Pharmacology, biochemistry, and behavior
March 1, 1985
G A Gudelsky, J I Koenig, H Y Meltzer
54 citations
Rats of the Fawn-Hooded (FH) strain show stronger behavioral responses to certain serotonin-related drugs compared to Sprague-Dawley (SD) rats. Specifically, FH rats exhibited significantly more "wet dog" shakes when given quipazine and a greater hyperthermic response to 5MeODMT. Conversely, the hypothermic effect of 8-OH-DPAT was significantly weaker in FH rats than in SD rats. These results suggest that central nervous system serotonergic mechanisms differ markedly between the two rat strains.

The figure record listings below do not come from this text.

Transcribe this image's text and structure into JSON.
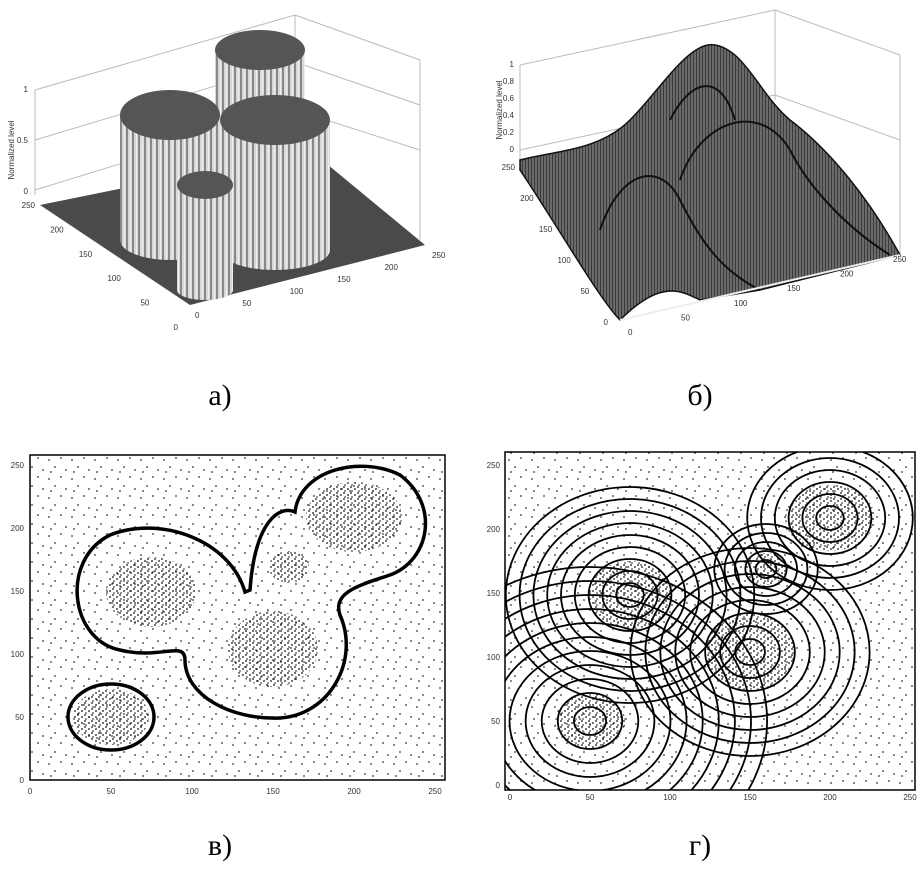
{
  "panels": [
    {
      "caption": "а)",
      "z_label": "Normalized level",
      "z_ticks": [
        "0",
        "0.5",
        "1"
      ],
      "y_ticks": [
        "0",
        "50",
        "100",
        "150",
        "200",
        "250"
      ],
      "x_ticks": [
        "0",
        "50",
        "100",
        "150",
        "200",
        "250"
      ]
    },
    {
      "caption": "б)",
      "z_label": "Normalized level",
      "z_ticks": [
        "0",
        "0.2",
        "0.4",
        "0.6",
        "0.8",
        "1"
      ],
      "y_ticks": [
        "0",
        "50",
        "100",
        "150",
        "200",
        "250"
      ],
      "x_ticks": [
        "0",
        "50",
        "100",
        "150",
        "200",
        "250"
      ]
    },
    {
      "caption": "в)",
      "x_ticks": [
        "0",
        "50",
        "100",
        "150",
        "200",
        "250"
      ],
      "y_ticks": [
        "0",
        "50",
        "100",
        "150",
        "200",
        "250"
      ]
    },
    {
      "caption": "г)",
      "x_ticks": [
        "0",
        "50",
        "100",
        "150",
        "200",
        "250"
      ],
      "y_ticks": [
        "0",
        "50",
        "100",
        "150",
        "200",
        "250"
      ]
    }
  ]
}
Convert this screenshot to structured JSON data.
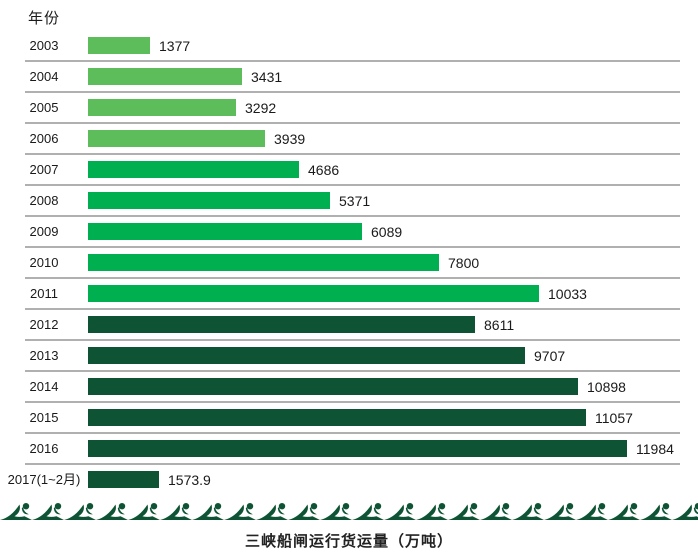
{
  "palette": {
    "light_green": "#5CBD5A",
    "bright_green": "#00B050",
    "dark_green": "#0E5434",
    "separator_gray": "#B0B0B0",
    "wave_green": "#0E5434",
    "text_black": "#1A1A1A",
    "title_black": "#222222"
  },
  "chart_data": {
    "type": "bar",
    "orientation": "horizontal",
    "title": "三峡船闸运行货运量（万吨）",
    "ylabel": "年份",
    "xlabel": "",
    "xlim": [
      0,
      12000
    ],
    "legend": "none",
    "grid": "horizontal row separators between year rows",
    "categories": [
      "2003",
      "2004",
      "2005",
      "2006",
      "2007",
      "2008",
      "2009",
      "2010",
      "2011",
      "2012",
      "2013",
      "2014",
      "2015",
      "2016",
      "2017(1~2月)"
    ],
    "values": [
      1377,
      3431,
      3292,
      3939,
      4686,
      5371,
      6089,
      7800,
      10033,
      8611,
      9707,
      10898,
      11057,
      11984,
      1573.9
    ],
    "value_labels": [
      "1377",
      "3431",
      "3292",
      "3939",
      "4686",
      "5371",
      "6089",
      "7800",
      "10033",
      "8611",
      "9707",
      "10898",
      "11057",
      "11984",
      "1573.9"
    ],
    "bar_color_keys": [
      "light_green",
      "light_green",
      "light_green",
      "light_green",
      "bright_green",
      "bright_green",
      "bright_green",
      "bright_green",
      "bright_green",
      "dark_green",
      "dark_green",
      "dark_green",
      "dark_green",
      "dark_green",
      "dark_green"
    ],
    "decoration": "wave ornament band along bottom edge"
  }
}
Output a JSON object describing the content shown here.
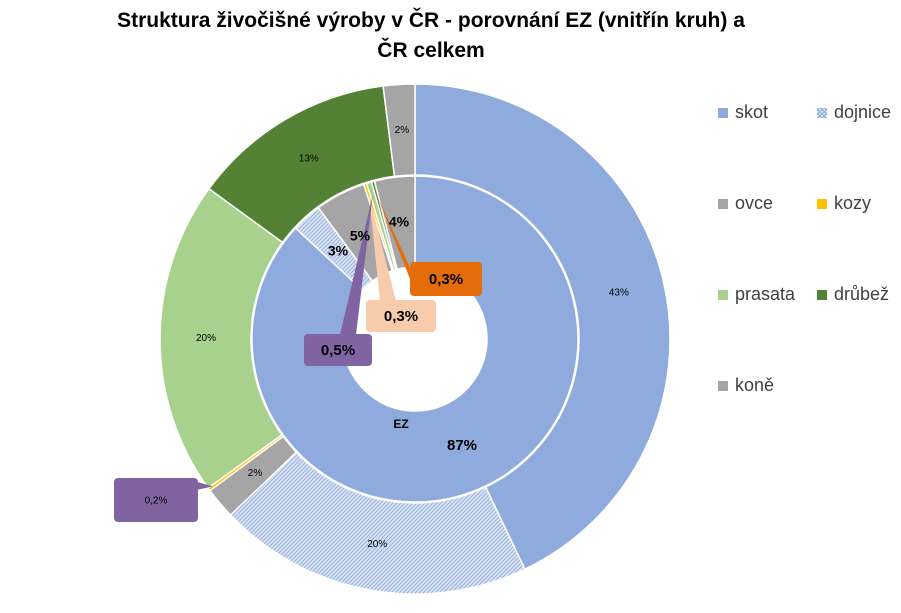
{
  "title_lines": [
    "Struktura živočišné výroby v ČR - porovnání EZ (vnitřín kruh)  a",
    "ČR celkem"
  ],
  "chart_data": {
    "type": "donut",
    "title": "Struktura živočišné výroby v ČR - porovnání EZ (vnitřín kruh)  a ČR celkem",
    "categories": [
      "skot",
      "dojnice",
      "ovce",
      "kozy",
      "prasata",
      "drůbež",
      "koně"
    ],
    "colors": {
      "skot": "#8faadc",
      "dojnice": "#c9d6ee",
      "ovce": "#a5a5a5",
      "kozy": "#ffc000",
      "prasata": "#a9d18e",
      "drůbež": "#548235",
      "koně": "#a5a5a5"
    },
    "series": [
      {
        "name": "",
        "ring": "outer",
        "values": [
          43,
          20,
          2,
          0.2,
          20,
          13,
          2
        ],
        "labels": [
          "43%",
          "20%",
          "2%",
          "0,2%",
          "20%",
          "13%",
          "2%"
        ]
      },
      {
        "name": "EZ",
        "ring": "inner",
        "values": [
          87,
          3,
          5,
          0.3,
          0.5,
          0.3,
          4
        ],
        "labels": [
          "87%",
          "3%",
          "5%",
          "0,3%",
          "0,5%",
          "0,3%",
          "4%"
        ]
      }
    ],
    "legend": [
      "skot",
      "dojnice",
      "ovce",
      "kozy",
      "prasata",
      "drůbež",
      "koně"
    ],
    "legend_position": "right"
  }
}
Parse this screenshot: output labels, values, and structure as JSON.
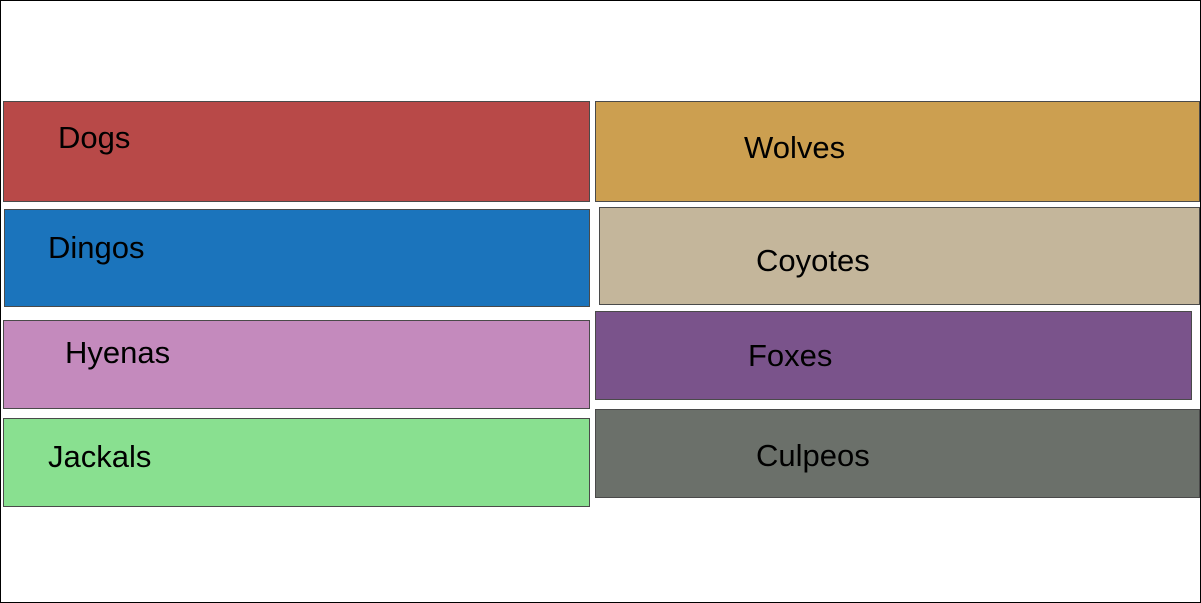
{
  "tiles": [
    {
      "key": "dogs",
      "label": "Dogs",
      "color": "#b84948"
    },
    {
      "key": "wolves",
      "label": "Wolves",
      "color": "#cc9f50"
    },
    {
      "key": "dingos",
      "label": "Dingos",
      "color": "#1b74bc"
    },
    {
      "key": "coyotes",
      "label": "Coyotes",
      "color": "#c4b69b"
    },
    {
      "key": "hyenas",
      "label": "Hyenas",
      "color": "#c48abd"
    },
    {
      "key": "foxes",
      "label": "Foxes",
      "color": "#7a538b"
    },
    {
      "key": "jackals",
      "label": "Jackals",
      "color": "#89e090"
    },
    {
      "key": "culpeos",
      "label": "Culpeos",
      "color": "#6b706a"
    }
  ]
}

Pharmacology, biochemistry, and behavior
August 1, 1989
J F Nash, H Y Meltzer, G A Gudelsky
40 citations
Repeated administration of 5-MeODMT (3 mg/kg, twice daily for 14 days) in animals reduced the hypothermia and corticosterone secretion caused by an acute challenge with the 5-HT1A agonist 8-OH-DPAT, compared to vehicle-treated animals. Chronic 5-MeODMT did not affect hyperthermia or corticosterone secretion from the 5-HT2 agonist MK-212. Repeated administration of DOI (1 mg/kg daily for 7 days) reduced corticosterone but not body temperature increases from MK-212, and did not alter responses to 8-OH-DPAT. These results suggest that chronic 5-MeODMT selectively reduces 5-HT1A receptor-mediated responses, while chronic DOI selectively reduces 5-HT2 receptor-mediated corticosterone secretion without affecting thermoregulatory responses, supporting the independence of these receptor systems.